About Louise and Buried Sins
I’m a Bristol born Cornish bred author now living in Wales. All of my previous titles are based in Bristol, Cornwall and London. Including the first which includes DI Emma Locke, who appeared as a DS working alongside DI Silver in What I Never Told You. DI Locke follows me to Wales and moves to Pontypool with her Welsh husband Johnno and stepson Jaxon, at the same time I arrive in Newport in 2016. She takes her experience working serious and complex crimes involving missing persons, murder, and child sexual abuse to Ebbw Vale in Buried Sins where she begins investigating the crimes that led to the discovery of a child’s bones.
The Lewis’ are a Bristolian family too, who come to Ebbw Vale to clean out Carys’ parental home months after her father’s death, of which she is informed by his home help Gwenda, because they aren’t close and she would never have stepped foot back inside the house that contains so many nightmares for her unless her father was dead and buried. But not only does their visit unearth the bones of an infant in the paddock, but also memories of The Shadow Man who abducted Carys as a child.
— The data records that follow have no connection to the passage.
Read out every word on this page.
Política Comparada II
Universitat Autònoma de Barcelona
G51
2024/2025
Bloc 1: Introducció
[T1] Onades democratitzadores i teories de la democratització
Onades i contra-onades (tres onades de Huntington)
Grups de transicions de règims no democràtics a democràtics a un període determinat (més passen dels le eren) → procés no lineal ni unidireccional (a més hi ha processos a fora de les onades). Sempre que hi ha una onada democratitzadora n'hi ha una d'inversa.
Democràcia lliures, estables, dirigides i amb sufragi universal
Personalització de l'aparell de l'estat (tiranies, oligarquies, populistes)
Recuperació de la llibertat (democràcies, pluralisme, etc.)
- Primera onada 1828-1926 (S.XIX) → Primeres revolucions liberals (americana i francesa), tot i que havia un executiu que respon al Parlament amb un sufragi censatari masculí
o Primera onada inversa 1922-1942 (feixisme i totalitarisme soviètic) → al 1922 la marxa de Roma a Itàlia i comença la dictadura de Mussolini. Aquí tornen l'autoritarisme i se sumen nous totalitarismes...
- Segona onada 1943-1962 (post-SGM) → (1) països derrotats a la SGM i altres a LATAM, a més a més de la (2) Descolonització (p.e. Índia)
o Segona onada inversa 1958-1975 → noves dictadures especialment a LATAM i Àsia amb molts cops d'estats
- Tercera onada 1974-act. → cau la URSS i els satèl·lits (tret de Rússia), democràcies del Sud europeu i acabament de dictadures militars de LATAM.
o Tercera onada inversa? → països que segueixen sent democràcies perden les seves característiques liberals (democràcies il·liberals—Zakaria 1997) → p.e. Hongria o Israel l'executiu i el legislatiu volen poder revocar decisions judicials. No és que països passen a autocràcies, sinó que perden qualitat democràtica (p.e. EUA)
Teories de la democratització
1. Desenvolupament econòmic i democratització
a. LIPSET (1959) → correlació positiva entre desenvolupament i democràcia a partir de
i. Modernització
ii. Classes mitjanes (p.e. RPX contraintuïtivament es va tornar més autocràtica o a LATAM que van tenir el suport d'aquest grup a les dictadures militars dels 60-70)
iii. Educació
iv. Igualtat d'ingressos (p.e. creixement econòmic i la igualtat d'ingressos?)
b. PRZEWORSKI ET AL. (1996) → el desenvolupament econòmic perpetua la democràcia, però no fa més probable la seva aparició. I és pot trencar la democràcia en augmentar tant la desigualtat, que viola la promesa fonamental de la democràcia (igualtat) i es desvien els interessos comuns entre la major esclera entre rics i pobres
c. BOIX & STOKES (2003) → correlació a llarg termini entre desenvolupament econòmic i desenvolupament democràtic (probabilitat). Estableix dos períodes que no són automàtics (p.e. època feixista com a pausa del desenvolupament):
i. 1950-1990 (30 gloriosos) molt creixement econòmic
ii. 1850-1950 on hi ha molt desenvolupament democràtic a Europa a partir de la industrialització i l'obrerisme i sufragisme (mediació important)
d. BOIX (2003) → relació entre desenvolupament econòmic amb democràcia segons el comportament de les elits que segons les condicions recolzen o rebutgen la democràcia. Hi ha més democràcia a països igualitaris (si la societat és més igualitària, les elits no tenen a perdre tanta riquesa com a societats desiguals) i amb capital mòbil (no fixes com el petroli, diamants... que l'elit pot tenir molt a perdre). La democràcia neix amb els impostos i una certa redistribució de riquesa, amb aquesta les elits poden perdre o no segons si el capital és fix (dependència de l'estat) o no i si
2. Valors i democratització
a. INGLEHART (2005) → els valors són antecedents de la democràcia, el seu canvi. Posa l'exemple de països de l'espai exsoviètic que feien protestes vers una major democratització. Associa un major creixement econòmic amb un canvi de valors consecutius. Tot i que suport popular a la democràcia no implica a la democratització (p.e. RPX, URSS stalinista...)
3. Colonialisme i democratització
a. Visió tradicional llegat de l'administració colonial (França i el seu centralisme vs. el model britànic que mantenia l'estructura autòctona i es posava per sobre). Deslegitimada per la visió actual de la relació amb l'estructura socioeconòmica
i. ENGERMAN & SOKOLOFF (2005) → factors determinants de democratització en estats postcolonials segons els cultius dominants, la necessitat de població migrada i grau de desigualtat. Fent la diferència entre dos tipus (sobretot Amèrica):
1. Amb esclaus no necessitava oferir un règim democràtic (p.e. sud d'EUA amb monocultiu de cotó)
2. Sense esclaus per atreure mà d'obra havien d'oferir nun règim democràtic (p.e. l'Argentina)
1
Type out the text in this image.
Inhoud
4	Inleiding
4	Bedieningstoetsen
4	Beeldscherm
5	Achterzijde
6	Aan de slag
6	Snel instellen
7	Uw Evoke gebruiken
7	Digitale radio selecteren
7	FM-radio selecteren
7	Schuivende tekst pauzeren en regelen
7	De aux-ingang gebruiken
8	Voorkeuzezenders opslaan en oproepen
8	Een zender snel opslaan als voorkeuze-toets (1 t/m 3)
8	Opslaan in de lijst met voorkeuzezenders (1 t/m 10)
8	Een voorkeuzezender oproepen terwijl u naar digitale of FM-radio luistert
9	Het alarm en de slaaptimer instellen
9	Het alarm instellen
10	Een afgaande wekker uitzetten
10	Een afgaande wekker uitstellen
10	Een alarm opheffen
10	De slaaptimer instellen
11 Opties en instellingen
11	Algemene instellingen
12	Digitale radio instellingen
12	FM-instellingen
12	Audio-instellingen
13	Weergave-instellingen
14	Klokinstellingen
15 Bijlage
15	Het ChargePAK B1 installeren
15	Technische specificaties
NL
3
What ensues is a dark and twisted tale of family secrets taken to the grave and dug up and examined thirty years later. It’s written in first and third-person as some of the characters voices needed the readers perspective, while others had to be centre stage. It’s written in past tense in a way that suggests it’s a memoir, because that’s how it felt to write it. I was completely immersed in their lives throughout the writing process and lived with them through their grief and recovery to the gnarled end.
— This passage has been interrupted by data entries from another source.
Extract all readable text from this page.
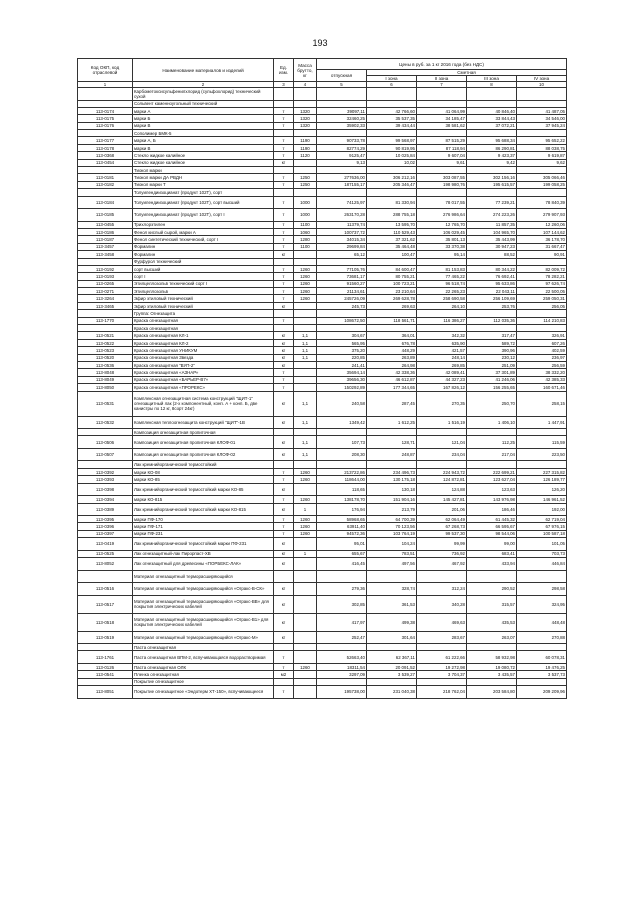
193
Код ОКП, код отраслевой	Наименование материалов и изделий	Ед. изм.	Масса брутто, кг	Цены в руб. за 1 кг 2016 года (без НДС)				
				отпускная	Сметная			
					I зона	II зона	III зона	IV зона
1	2	3	4	5	6	7	8	10
	Карбометоксисульфенилхлорид (сульфохлорид) технический сухой							
	Сольвент каменноугольный технический							
113-0174	марки А	т	1320	39097,11	42 766,60	41 064,99	40 846,40	41 487,05
113-0175	марки Б	т	1320	32460,25	35 537,35	34 185,47	33 844,43	34 546,00
113-0176	марки В	т	1320	35902,33	39 434,44	38 581,62	37 072,21	37 945,24
	Сополимер БМК-5							
113-0177	марки А, Б	т	1190	90733,78	99 568,97	87 515,29	95 688,34	95 652,22
113-0178	марки В	т	1190	82774,29	90 819,95	87 118,94	86 290,81	88 038,75
113-0368	Стекло жидкое калийное	т	1120	9125,47	10 025,84	9 607,04	9 423,37	9 619,87
113-0454	Стекло жидкое калийное	кг		9,13	10,02	9,61	9,42	9,62
	Тиокол марки							
113-0181	Тиокол марки ДА РВДН	т	1250	277636,00	306 212,16	303 087,55	302 156,16	305 066,46
113-0182	Тиокол марки Т	т	1250	187155,17	205 346,47	198 980,76	195 615,57	199 058,25
	Толуилендиизоцианат (продукт 102Т), сорт							
113-0184	Толуилендиизоцианат (продукт 102Т), сорт высший	т	1000	74125,97	81 330,94	78 017,55	77 239,21	78 840,39
113-0185	Толуилендиизоцианат (продукт 102Т), сорт I	т	1000	263170,28	288 755,18	276 986,64	274 223,26	279 907,93
113-0455	Трихлорэтилен	т	1100	11379,74	13 595,70	12 765,70	11 857,35	12 260,06
113-0186	Фенол кислый сырой, марки А	т	1060	100737,72	110 529,43	106 029,45	104 965,70	107 144,62
113-0187	Фенол синтетический технический, сорт I	т	1280	34015,34	37 321,62	35 801,13	35 443,99	36 178,70
113-3457	Формалин	т	1100	29699,84	35 464,48	33 370,38	30 947,23	31 667,47
113-3458	Формалин	кг		65,12	100,47	95,14	88,52	90,91
	Фурфурол технический							
113-0192	сорт высший	т	1260	77105,76	84 600,47	81 153,83	80 344,22	82 009,72
113-0193	сорт I	т	1260	73681,17	80 755,21	77 465,22	76 692,41	78 282,21
113-0265	Этилцеллозольв технический сорт I	т	1260	91560,27	100 723,21	96 518,74	95 633,86	97 626,74
113-0271	Этилцеллозольв	т	1260	21134,61	23 210,64	22 265,23	22 043,11	22 500,05
113-3264	Эфир этиловый технический	т	1260	245726,09	269 628,78	258 690,58	256 109,69	259 050,31
113-3465	Эфир этиловый технический	кг		245,73	269,63	264,10	253,76	256,05
	Группа: Огнезащита							
113-1770	Краска огнезащитная	т		108672,50	118 561,71	116 386,27	112 035,36	114 210,83
	Краска огнезащитная							
113-0521	Краска огнезащитная КЛ-1	кг	1,1	304,67	364,01	342,32	317,47	326,91
113-0522	Краска огнезащитная КЛ-2	кг	1,1	565,95	676,78	635,90	589,72	607,26
113-0523	Краска огнезащитная УНИКУМ	кг	1,1	375,20	448,29	421,57	390,96	402,59
113-0520	Краска огнезащитная Звезда	кг	1,1	220,85	263,89	248,14	230,12	236,97
113-0536	Краска огнезащитная "ВУП-2"	кг		241,41	264,98	269,85	251,09	256,59
113-8048	Краска огнезащитная «АЗНАР»	т		35694,14	42 338,36	42 089,41	37 301,89	38 332,20
113-8049	Краска огнезащитная «БАРЬЕР-В7»	т		39656,30	46 612,87	44 327,23	41 246,06	42 385,33
113-8050	Краска огнезащитная «ПРОРЕКС»	т		150292,89	177 344,65	167 826,12	156 255,65	160 671,46
113-0531	Комплексная огнезащитная система конструкций "ЩИТ-1" огнезащитный лак (2-х компонентный, конп. А + конп. Б, две канистры по 12 кг, 8сорт 24кг)	кг	1,1	240,58	287,45	270,35	250,70	258,15
113-0532	Комплексная теплоогнезащита конструкций "ЩИТ"-1В	кг	1,1	1349,42	1 612,25	1 516,19	1 406,10	1 447,91
	Композиция огнезащитная пропиточная							
113-0506	Композиция огнезащитная пропиточная КЛОФ-01	кг	1,1	107,73	128,71	121,04	112,25	115,59
113-0507	Композиция огнезащитная пропиточная КЛОФ-02	кг	1,1	208,30	248,87	234,04	217,04	223,50
	Лак кремнийорганический термостойкий							
113-0392	марки КО-08	т	1260	213722,86	234 496,73	224 943,72	222 699,21	227 315,82
113-0393	марки КО-85	т	1260	118644,00	130 175,18	124 872,81	123 627,04	126 189,77
113-0398	Лак кремнийорганический термостойкий марки КО-85	кг		118,65	130,18	124,88	123,63	126,20
113-0394	марки КО-815	т	1260	138178,70	151 904,16	145 427,81	143 976,98	146 961,52
113-0389	Лак кремнийорганический термостойкий марки КО-815	кг	1	176,94	213,79	201,06	186,46	192,00
113-0395	марки ПФ-170	т	1260	58968,65	64 700,39	62 064,49	61 445,32	62 719,04
113-0396	марки ПФ-171	т	1260	63911,40	70 123,56	67 268,73	66 595,67	67 976,15
113-0397	марки ПФ-231	т	1260	94572,36	103 764,19	99 537,30	98 544,06	100 587,18
113-0419	Лак кремнийорганический термостойкий марки ПФ-231	кг		95,01	104,24	99,99	99,00	101,05
113-0525	Лак огнезащитный-лак Пирорпаст-ХВ	кг	1	655,67	783,51	736,92	683,41	703,73
113-8052	Лак огнезащитный для древесины «ПОРБЕКС-ЛАК»	кг		416,45	497,56	467,92	433,94	446,84
	Материал огнезащитный терморасширяющийся							
113-0516	Материал огнезащитный терморасширяющийся «Огракс-В-СК»	кг		279,36	328,74	312,24	290,52	298,58
113-0517	Материал огнезащитный терморасширяющийся «Огракс-ВВ» для покрытия электрических кабелей	кг		302,85	361,53	340,28	315,57	324,95
113-0518	Материал огнезащитный терморасширяющийся «Огракс-В1» для покрытия электрических кабелей	кг		417,97	499,38	469,63	435,53	448,48
113-0519	Материал огнезащитный терморасширяющийся «Огракс-М»	кг		252,47	301,64	283,67	263,07	270,88
	Паста огнезащитная							
113-1761	Паста огнезащитная ВПМ-2, вспучивающаяся водорастворимая	т		52663,40	62 367,11	61 222,66	58 932,98	60 078,31
113-0126	Паста огнезащитная ОЛК	т	1260	18311,54	20 091,52	19 272,98	19 080,72	19 476,25
113-0541	Пленка огнезащитная	м2		3297,09	3 539,27	3 704,37	3 435,57	3 537,73
	Покрытие огнезащитное							
113-8051	Покрытие огнезащитное «Эндотерм ХТ-150», вспучивающееся	т		195738,00	231 040,38	218 762,04	203 584,80	209 209,96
All of my titles are thoroughly researched and most of the stories are based on my experience working within the field of forensic mental health.
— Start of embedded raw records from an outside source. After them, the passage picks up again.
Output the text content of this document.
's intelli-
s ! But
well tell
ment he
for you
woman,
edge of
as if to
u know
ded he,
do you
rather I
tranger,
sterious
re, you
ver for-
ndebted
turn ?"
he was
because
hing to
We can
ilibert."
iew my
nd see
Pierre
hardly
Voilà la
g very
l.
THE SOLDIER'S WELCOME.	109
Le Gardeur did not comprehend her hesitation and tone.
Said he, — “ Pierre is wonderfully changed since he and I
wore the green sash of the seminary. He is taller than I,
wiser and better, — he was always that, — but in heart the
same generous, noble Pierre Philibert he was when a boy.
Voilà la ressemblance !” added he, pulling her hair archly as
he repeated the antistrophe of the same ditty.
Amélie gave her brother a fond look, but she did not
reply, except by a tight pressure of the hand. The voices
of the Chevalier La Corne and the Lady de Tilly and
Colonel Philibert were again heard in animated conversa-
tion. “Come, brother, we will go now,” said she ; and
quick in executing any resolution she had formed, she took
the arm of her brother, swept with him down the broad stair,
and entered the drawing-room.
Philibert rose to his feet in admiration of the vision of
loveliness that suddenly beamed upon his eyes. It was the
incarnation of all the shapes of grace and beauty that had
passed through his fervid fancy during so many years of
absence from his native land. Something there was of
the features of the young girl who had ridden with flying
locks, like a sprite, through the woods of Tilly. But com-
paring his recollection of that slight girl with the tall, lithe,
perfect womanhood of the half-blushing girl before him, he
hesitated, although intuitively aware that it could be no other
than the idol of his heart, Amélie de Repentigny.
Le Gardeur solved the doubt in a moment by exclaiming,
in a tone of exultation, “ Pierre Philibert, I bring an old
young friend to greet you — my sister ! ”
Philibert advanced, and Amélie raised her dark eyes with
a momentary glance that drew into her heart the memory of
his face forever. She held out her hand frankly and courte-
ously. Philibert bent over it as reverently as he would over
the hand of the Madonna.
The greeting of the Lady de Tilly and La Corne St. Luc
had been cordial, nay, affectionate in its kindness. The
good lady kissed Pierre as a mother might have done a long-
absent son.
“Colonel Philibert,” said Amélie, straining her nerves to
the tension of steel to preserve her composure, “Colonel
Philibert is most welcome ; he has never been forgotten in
Buried Sins encapsulates everything that is wrong with a society where religion takes precedence over honesty and where justice comes in the form of revenge.
My current series (published by Aria) takes DI Locke, newly promoted, through several investigations including that of the murder of a teenage boy in Croydon whose death has a profound impact on a woman who’s just moved to Newport with her family (I Know You). In Kiss Me, Kill Me (published in January 2021) a woman’s past is brought to the surface when her rich elderly husband dies in a tragic accident after several thwarted attempts to kill him. And in the third book of the series (untitled) the disappearance of a husband and father reawakens a two decade old offence that resulted in the wrong man’s imprisonment. While each title contains its own sub-theme, the series’ overarching premise is that our past shapes our present, and often in profound ways, that we must learn to live with.
I’ve already begun writing the next title featuring DI Locke, which will push her beyond her professional limits as she’s forced to find a pregnant woman who’s been kidnapped by human traffickers, while the clock ticks down to her due date.